Stella’s eyes lit up. “Hold on. I’ve got my laptop in my backpack. We can look up the story on the Nugget Facebook page.” She headed for the back room.
The short order cook placed a plate in the pass-through window and hit the bell with his fist. “Order up.” His gaze trailed after Stella who’d disappeared into the storage room. He locked eyes with me and gestured at the plate with his spatula.
I got up, scooped up my breakfast plate, and carried it back to my table. Things were casual at the Polar Cafe. The Denver Omelet sizzled on the plain white plate and tempted me to take a bite. I’d scooped up a forkful when Stella returned with her beat-up laptop.
“Oh, great, Doug brought you your food. Nice.”

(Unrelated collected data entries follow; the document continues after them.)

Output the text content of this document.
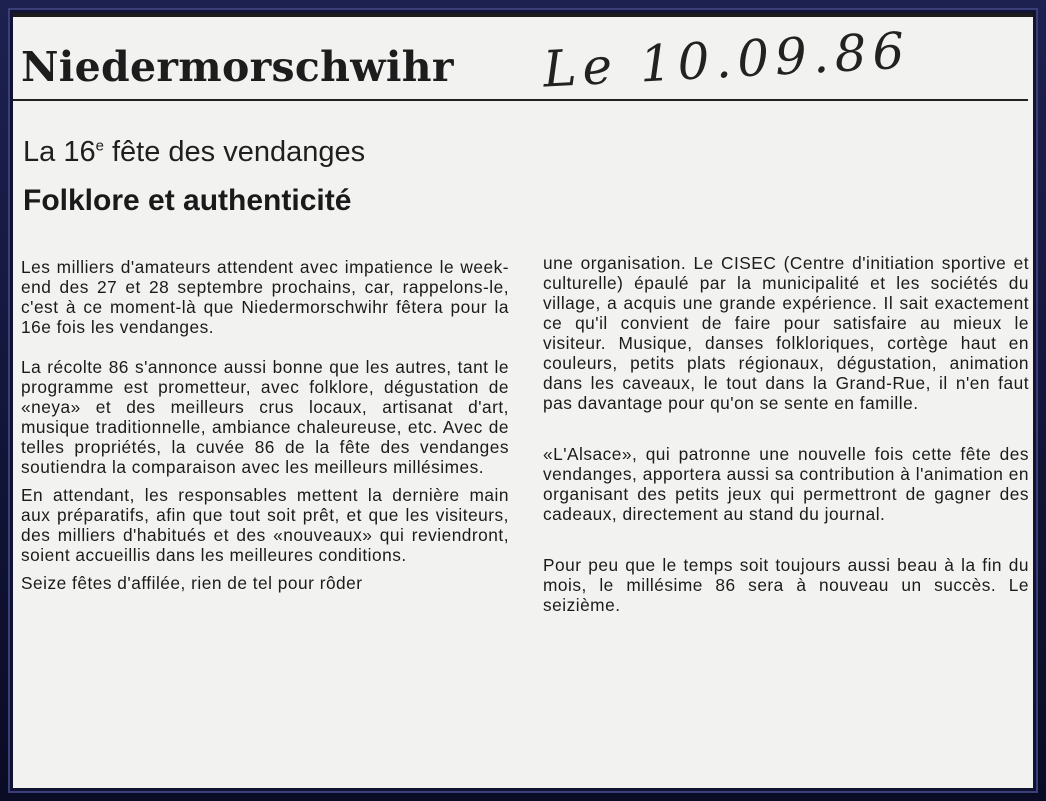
Niedermorschwihr Le 10.09.86
La 16e fête des vendanges
Folklore et authenticité

Les milliers d'amateurs attendent avec impatience le week-end des 27 et 28 septembre prochains, car, rappelons-le, c'est à ce moment-là que Niedermorschwihr fêtera pour la 16e fois les vendanges.

La récolte 86 s'annonce aussi bonne que les autres, tant le programme est prometteur, avec folklore, dégustation de «neya» et des meilleurs crus locaux, artisanat d'art, musique traditionnelle, ambiance chaleureuse, etc. Avec de telles propriétés, la cuvée 86 de la fête des vendanges soutiendra la comparaison avec les meilleurs millésimes.

En attendant, les responsables mettent la dernière main aux préparatifs, afin que tout soit prêt, et que les visiteurs, des milliers d'habitués et des «nouveaux» qui reviendront, soient accueillis dans les meilleures conditions.

Seize fêtes d'affilée, rien de tel pour rôder

une organisation. Le CISEC (Centre d'initiation sportive et culturelle) épaulé par la municipalité et les sociétés du village, a acquis une grande expérience. Il sait exactement ce qu'il convient de faire pour satisfaire au mieux le visiteur. Musique, danses folkloriques, cortège haut en couleurs, petits plats régionaux, dégustation, animation dans les caveaux, le tout dans la Grand-Rue, il n'en faut pas davantage pour qu'on se sente en famille.

«L'Alsace», qui patronne une nouvelle fois cette fête des vendanges, apportera aussi sa contribution à l'animation en organisant des petits jeux qui permettront de gagner des cadeaux, directement au stand du journal.

Pour peu que le temps soit toujours aussi beau à la fin du mois, le millésime 86 sera à nouveau un succès. Le seizième.
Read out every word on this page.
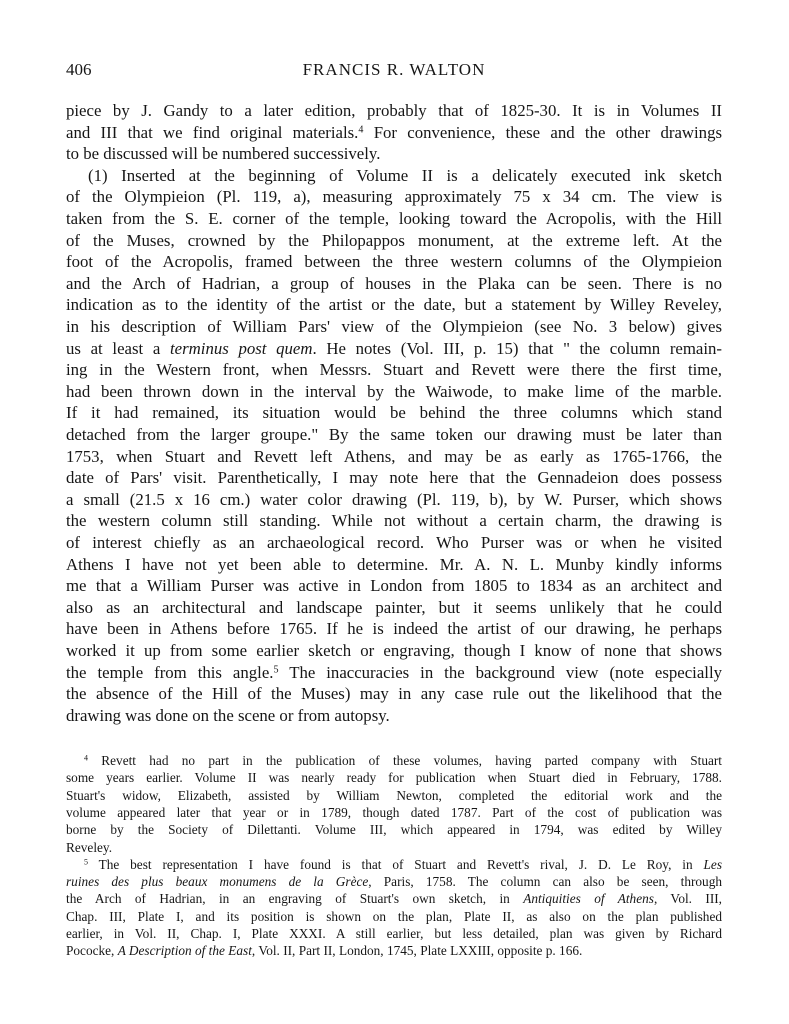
406	FRANCIS R. WALTON
piece by J. Gandy to a later edition, probably that of 1825-30. It is in Volumes II
and III that we find original materials.$^4$ For convenience, these and the other drawings
to be discussed will be numbered successively.
(1) Inserted at the beginning of Volume II is a delicately executed ink sketch
of the Olympieion (Pl. 119, a), measuring approximately 75 x 34 cm. The view is
taken from the S. E. corner of the temple, looking toward the Acropolis, with the Hill
of the Muses, crowned by the Philopappos monument, at the extreme left. At the
foot of the Acropolis, framed between the three western columns of the Olympieion
and the Arch of Hadrian, a group of houses in the Plaka can be seen. There is no
indication as to the identity of the artist or the date, but a statement by Willey Reveley,
in his description of William Pars' view of the Olympieion (see No. 3 below) gives
us at least a terminus post quem. He notes (Vol. III, p. 15) that " the column remain-
ing in the Western front, when Messrs. Stuart and Revett were there the first time,
had been thrown down in the interval by the Waiwode, to make lime of the marble.
If it had remained, its situation would be behind the three columns which stand
detached from the larger groupe." By the same token our drawing must be later than
1753, when Stuart and Revett left Athens, and may be as early as 1765-1766, the
date of Pars' visit. Parenthetically, I may note here that the Gennadeion does possess
a small (21.5 x 16 cm.) water color drawing (Pl. 119, b), by W. Purser, which shows
the western column still standing. While not without a certain charm, the drawing is
of interest chiefly as an archaeological record. Who Purser was or when he visited
Athens I have not yet been able to determine. Mr. A. N. L. Munby kindly informs
me that a William Purser was active in London from 1805 to 1834 as an architect and
also as an architectural and landscape painter, but it seems unlikely that he could
have been in Athens before 1765. If he is indeed the artist of our drawing, he perhaps
worked it up from some earlier sketch or engraving, though I know of none that shows
the temple from this angle.$^5$ The inaccuracies in the background view (note especially
the absence of the Hill of the Muses) may in any case rule out the likelihood that the
drawing was done on the scene or from autopsy.
$^4$ Revett had no part in the publication of these volumes, having parted company with Stuart
some years earlier. Volume II was nearly ready for publication when Stuart died in February, 1788.
Stuart's widow, Elizabeth, assisted by William Newton, completed the editorial work and the
volume appeared later that year or in 1789, though dated 1787. Part of the cost of publication was
borne by the Society of Dilettanti. Volume III, which appeared in 1794, was edited by Willey
Reveley.
$^5$ The best representation I have found is that of Stuart and Revett's rival, J. D. Le Roy, in Les
ruines des plus beaux monumens de la Grèce, Paris, 1758. The column can also be seen, through
the Arch of Hadrian, in an engraving of Stuart's own sketch, in Antiquities of Athens, Vol. III,
Chap. III, Plate I, and its position is shown on the plan, Plate II, as also on the plan published
earlier, in Vol. II, Chap. I, Plate XXXI. A still earlier, but less detailed, plan was given by Richard
Pococke, A Description of the East, Vol. II, Part II, London, 1745, Plate LXXIII, opposite p. 166.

I ate the chunk of omelet and let the truth slide.
Stella tapped on her keyboard and, in a few seconds, she turned her laptop sideways so I could see the result. She’d drilled down to The Nome Nugget Facebook Page and the story she remembered: Drug Bust in Hoodoo Gulch.
We both skimmed t
he story. Stella, a faster reader than I, pointed to the name we’d been looking for: Lola Chang. She read aloud, “Nome police arrested four people and seized drugs including methamphetamine during a bust early Thursday morning. One woman tried to escape on an ATV, police say, which ended in a crash. The woman had moderate injuries and was taken to the emergency clinic for treatment, police say. According to police: The investigation began in May with tips from concerned citizens. Investigators say they discovered a steady flow of customers at the Glacier Bar on East 3rd Avenue and determined it was a drug distribution point. Leads from interviews conducted led officers to a small cabin in Hoodoo Gulch. Officers served a search warrant at the cabin just after 6 a.m. Inside, police say they found cocaine, methamphetamine, marijuana, prescription medication, handgun ammunition and more than $2,800 in cash. Police say those charged include: Edward Chang, Declan McTavitt, Sean Lewis and Lola Chang, all of whom face charges of possession with intent to deliver drugs, possession of a small amount of marijuana and possession of drug paraphernalia.”
“Wow.” I ate my breakfast and let that turn over in my brain.
“If Nate is hanging out with Lola…well, I’d say that’s a bad sign. You should steer clear of him.”